Rund 50 Stunden nach dem Einsturz eines Mehrfamilienhauses in Görlitz läuft die Suche nach den Vermissten ununterbrochen weiter - und Helfer suchen gezielt nach Lebenszeichen. "Die Arbeiten laufen auf Hochtouren. Wir geben unser Menschenmögliches", sagte ein Polizeisprecher am Mittwochabend der dpa. 

Stille an der Einsatzstelle

An der Unglücksstelle wurde es zeitweise sehr still. Anja Weigel, Leiterin der Berufsfeuerwehr Görlitz, sagte dazu: Es seien Hohlräume freigelegt worden, diese würden gerade von Kameraden des THW per Ortung untersucht - mit Sonden. "Es wird geschaut, sind irgendwo Klopfgeräusche? Kann man jemanden rufen hören, hört man vielleicht Atemgeräusche? Dazu brauchen wir absolute Stille an der Einsatzstelle."
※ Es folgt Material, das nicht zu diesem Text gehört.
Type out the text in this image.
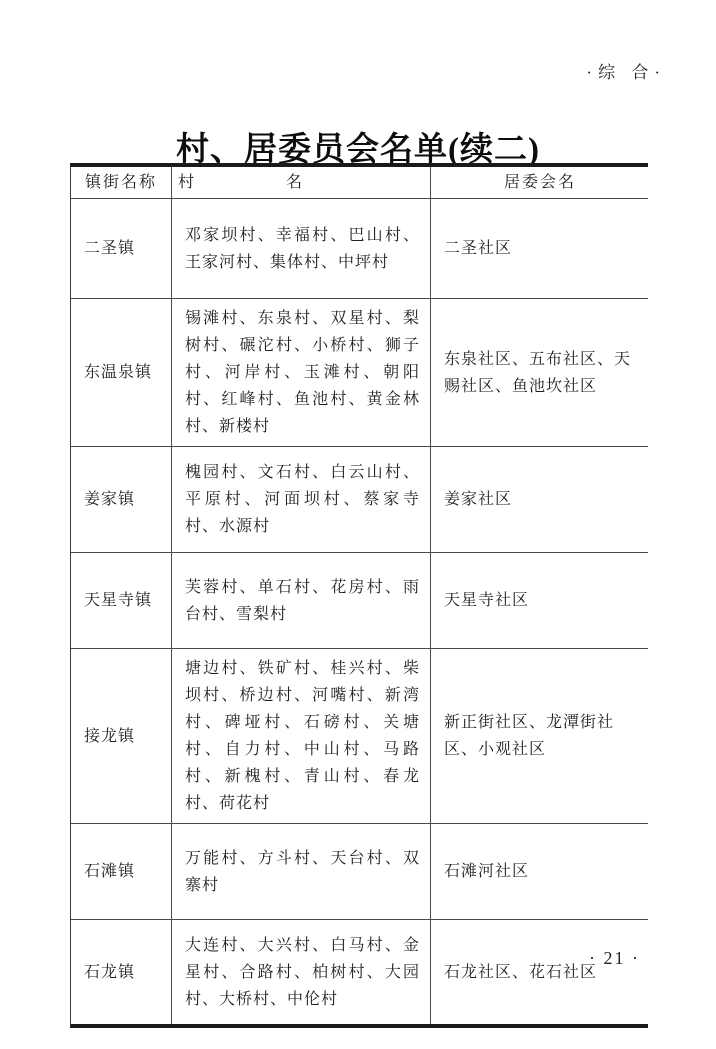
·综 合·
村、居委员会名单(续二)
镇街名称	村　　　　　名	居委会名
二圣镇
邓家坝村、幸福村、巴山村、王家河村、集体村、中坪村
二圣社区
东温泉镇
锡滩村、东泉村、双星村、梨树村、碾沱村、小桥村、狮子村、河岸村、玉滩村、朝阳村、红峰村、鱼池村、黄金林村、新楼村
东泉社区、五布社区、天赐社区、鱼池坎社区
姜家镇
槐园村、文石村、白云山村、平原村、河面坝村、蔡家寺村、水源村
姜家社区
天星寺镇
芙蓉村、单石村、花房村、雨台村、雪梨村
天星寺社区
接龙镇
塘边村、铁矿村、桂兴村、柴坝村、桥边村、河嘴村、新湾村、碑垭村、石磅村、关塘村、自力村、中山村、马路村、新槐村、青山村、春龙村、荷花村
新正街社区、龙潭街社区、小观社区
石滩镇
万能村、方斗村、天台村、双寨村
石滩河社区
石龙镇
大连村、大兴村、白马村、金星村、合路村、柏树村、大园村、大桥村、中伦村
石龙社区、花石社区
· 21 ·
Das Haus war am Montag gegen 17.30 Uhr eingestürzt. An der Unfallstelle wird nach drei Menschen gesucht. Von den zwei Frauen und einem Mann fehlt jedes Lebenszeichen. Einer Sprecherin der Feuerwehr nach könne sich die Zahl der Opfer noch erhöhen, da nicht auszuschließen sei, dass sich zum Zeitpunkt des Einsturzes Menschen auf dem Gehweg vor dem Haus befunden hatten.